Mayor Kathy Sheehan has unveiled the third phase of Albany's Poverty Reduction Initiative. WAMC's Capital Region Bureau Chief Dave Lucas was at city hall for the announcement.

Sheehan presented an overview of the goals of the third phase of the initiative. It’s part of the Capital Area Poverty Reduction Initiative,  a local effort to support Albany residents in finding employment.

According to city hall, goals include using a systemic approach to help local residents find jobs and keep jobs by broadening transportation options and giving them more access to quality childcare.

The program aims to recruit between 75 to 100 unemployed and underemployed Albany residents and provide them pre-employment training. City hall says another 200 will be able to use supplemental workplace services to reach a goal of stable employment.

Albany Medical Center Director of Talent Acquisition Leslie Duell says the 734-bed hospital offers numerous employment opportunities:   "These include jobs in construction, housekeeping, food services, patient support and so many more. Working with the city, we're proud to partner with Mayor Sheehan and CAPRI, to achieve its mission of reducing poverty in our city by helping residents find employment that offers long term career opportunities, stability and future opportunities for growth."

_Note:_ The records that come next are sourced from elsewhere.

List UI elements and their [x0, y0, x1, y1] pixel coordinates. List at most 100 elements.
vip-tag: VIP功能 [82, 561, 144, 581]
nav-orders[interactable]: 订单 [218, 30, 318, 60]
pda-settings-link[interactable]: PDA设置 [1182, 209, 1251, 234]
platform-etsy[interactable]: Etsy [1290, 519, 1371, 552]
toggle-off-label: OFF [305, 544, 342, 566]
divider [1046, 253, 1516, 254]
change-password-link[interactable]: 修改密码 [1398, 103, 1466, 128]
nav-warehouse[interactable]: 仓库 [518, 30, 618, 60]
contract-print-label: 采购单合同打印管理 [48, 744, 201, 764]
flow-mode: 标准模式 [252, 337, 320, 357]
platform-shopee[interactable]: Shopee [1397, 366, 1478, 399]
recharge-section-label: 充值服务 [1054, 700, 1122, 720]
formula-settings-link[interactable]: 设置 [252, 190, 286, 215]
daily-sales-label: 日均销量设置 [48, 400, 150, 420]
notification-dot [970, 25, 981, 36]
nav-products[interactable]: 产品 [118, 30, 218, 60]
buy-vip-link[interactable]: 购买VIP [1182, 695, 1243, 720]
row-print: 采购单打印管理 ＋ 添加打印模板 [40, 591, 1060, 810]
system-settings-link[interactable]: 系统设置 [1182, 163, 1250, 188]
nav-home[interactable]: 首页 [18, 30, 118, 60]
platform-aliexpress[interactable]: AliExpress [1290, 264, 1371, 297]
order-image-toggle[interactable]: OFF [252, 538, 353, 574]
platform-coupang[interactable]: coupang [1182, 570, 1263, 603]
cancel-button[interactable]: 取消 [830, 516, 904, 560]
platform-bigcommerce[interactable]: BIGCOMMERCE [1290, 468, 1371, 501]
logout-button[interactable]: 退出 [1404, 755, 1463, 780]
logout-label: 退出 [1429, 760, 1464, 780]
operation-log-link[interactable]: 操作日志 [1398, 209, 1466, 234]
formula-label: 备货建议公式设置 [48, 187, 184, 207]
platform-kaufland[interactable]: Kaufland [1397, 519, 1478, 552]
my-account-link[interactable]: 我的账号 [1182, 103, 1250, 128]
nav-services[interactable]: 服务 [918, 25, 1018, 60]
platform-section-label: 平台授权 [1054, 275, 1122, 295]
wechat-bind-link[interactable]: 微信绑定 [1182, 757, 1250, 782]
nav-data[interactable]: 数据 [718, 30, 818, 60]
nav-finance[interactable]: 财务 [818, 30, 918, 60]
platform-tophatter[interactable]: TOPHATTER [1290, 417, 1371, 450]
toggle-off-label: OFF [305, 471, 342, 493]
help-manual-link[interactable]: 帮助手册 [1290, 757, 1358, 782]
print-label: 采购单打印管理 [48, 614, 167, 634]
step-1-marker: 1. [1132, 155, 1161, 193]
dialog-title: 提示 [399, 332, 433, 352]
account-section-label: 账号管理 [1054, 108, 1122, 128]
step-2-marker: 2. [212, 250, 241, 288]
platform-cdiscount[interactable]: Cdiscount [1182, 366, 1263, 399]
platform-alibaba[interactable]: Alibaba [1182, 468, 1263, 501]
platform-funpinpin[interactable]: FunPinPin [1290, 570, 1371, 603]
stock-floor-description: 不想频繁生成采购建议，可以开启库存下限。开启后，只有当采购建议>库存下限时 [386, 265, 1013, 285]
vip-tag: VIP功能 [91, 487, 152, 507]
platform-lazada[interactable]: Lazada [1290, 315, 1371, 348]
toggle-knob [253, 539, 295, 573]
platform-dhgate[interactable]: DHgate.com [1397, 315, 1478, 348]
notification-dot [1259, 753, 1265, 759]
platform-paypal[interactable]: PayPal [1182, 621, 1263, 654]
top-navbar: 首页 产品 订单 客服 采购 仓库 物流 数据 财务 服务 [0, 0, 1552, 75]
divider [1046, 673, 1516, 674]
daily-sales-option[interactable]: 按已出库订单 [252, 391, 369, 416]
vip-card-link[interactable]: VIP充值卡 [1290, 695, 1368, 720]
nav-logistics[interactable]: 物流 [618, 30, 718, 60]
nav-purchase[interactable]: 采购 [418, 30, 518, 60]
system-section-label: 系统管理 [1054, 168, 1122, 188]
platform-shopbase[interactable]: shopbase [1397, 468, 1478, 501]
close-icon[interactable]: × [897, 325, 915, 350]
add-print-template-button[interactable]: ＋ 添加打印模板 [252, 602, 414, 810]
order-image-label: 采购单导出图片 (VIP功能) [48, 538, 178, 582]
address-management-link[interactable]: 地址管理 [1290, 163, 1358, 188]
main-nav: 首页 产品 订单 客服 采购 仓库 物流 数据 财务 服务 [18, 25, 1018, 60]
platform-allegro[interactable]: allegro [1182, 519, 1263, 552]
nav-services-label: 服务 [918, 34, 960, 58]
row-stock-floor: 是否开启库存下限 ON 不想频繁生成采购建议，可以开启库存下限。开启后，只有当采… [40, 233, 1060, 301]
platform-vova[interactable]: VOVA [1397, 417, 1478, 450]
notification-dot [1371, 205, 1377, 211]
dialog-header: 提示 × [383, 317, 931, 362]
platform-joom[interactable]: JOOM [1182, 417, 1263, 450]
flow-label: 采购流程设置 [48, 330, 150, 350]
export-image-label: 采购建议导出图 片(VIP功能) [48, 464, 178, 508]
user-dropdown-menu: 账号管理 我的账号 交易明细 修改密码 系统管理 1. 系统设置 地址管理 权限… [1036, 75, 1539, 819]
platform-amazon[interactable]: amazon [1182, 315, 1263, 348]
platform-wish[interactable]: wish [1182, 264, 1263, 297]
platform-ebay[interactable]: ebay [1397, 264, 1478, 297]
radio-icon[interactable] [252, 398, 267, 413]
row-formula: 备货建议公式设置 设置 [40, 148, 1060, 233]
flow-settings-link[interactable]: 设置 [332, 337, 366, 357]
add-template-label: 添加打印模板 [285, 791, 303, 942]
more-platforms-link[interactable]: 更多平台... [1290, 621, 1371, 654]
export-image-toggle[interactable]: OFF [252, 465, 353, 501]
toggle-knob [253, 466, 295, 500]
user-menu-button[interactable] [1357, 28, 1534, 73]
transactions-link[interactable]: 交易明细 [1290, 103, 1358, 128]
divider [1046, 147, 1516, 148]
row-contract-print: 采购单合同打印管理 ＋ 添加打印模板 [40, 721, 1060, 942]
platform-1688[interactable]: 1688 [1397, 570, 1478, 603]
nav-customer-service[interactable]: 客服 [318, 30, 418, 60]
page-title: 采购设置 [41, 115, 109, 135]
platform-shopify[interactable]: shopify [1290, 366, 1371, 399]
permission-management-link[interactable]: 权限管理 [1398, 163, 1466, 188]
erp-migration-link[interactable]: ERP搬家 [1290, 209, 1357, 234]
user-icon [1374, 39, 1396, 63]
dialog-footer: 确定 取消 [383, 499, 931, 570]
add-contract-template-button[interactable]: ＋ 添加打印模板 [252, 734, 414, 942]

Mayor Sheehan points out that Albany’s two largest employers are collaborating:    "We have to come together and work as a system. We've got to get out of our silos and when we do that we can achieve incredible things. Who would have thought that you would have St. Peter's and Albany Medical Center working together on a program like this, because right you get into your day in and day out jobs and that doesn't necessarily happen. Who would have thought that we would be talking about working across educational systems and platforms to bring people the training and resources they need in order to be able succeed. It's really exciting. It's how you create a great city, it's how you create strong neighborhoods. It starts with providing people with the ability to provide for themselves, provide for their families, and build a life and build wealth, and that's really what this is all about."

Municipalities qualify for CAPRI based on the amount of people living there in poverty, calculated via the U.S. Census Bureau’s 2010-14 American Community Survey Five-Year Estimate.   In the Capital Region, Albany County has the highest total percentage of people living below the poverty level at 13.6%.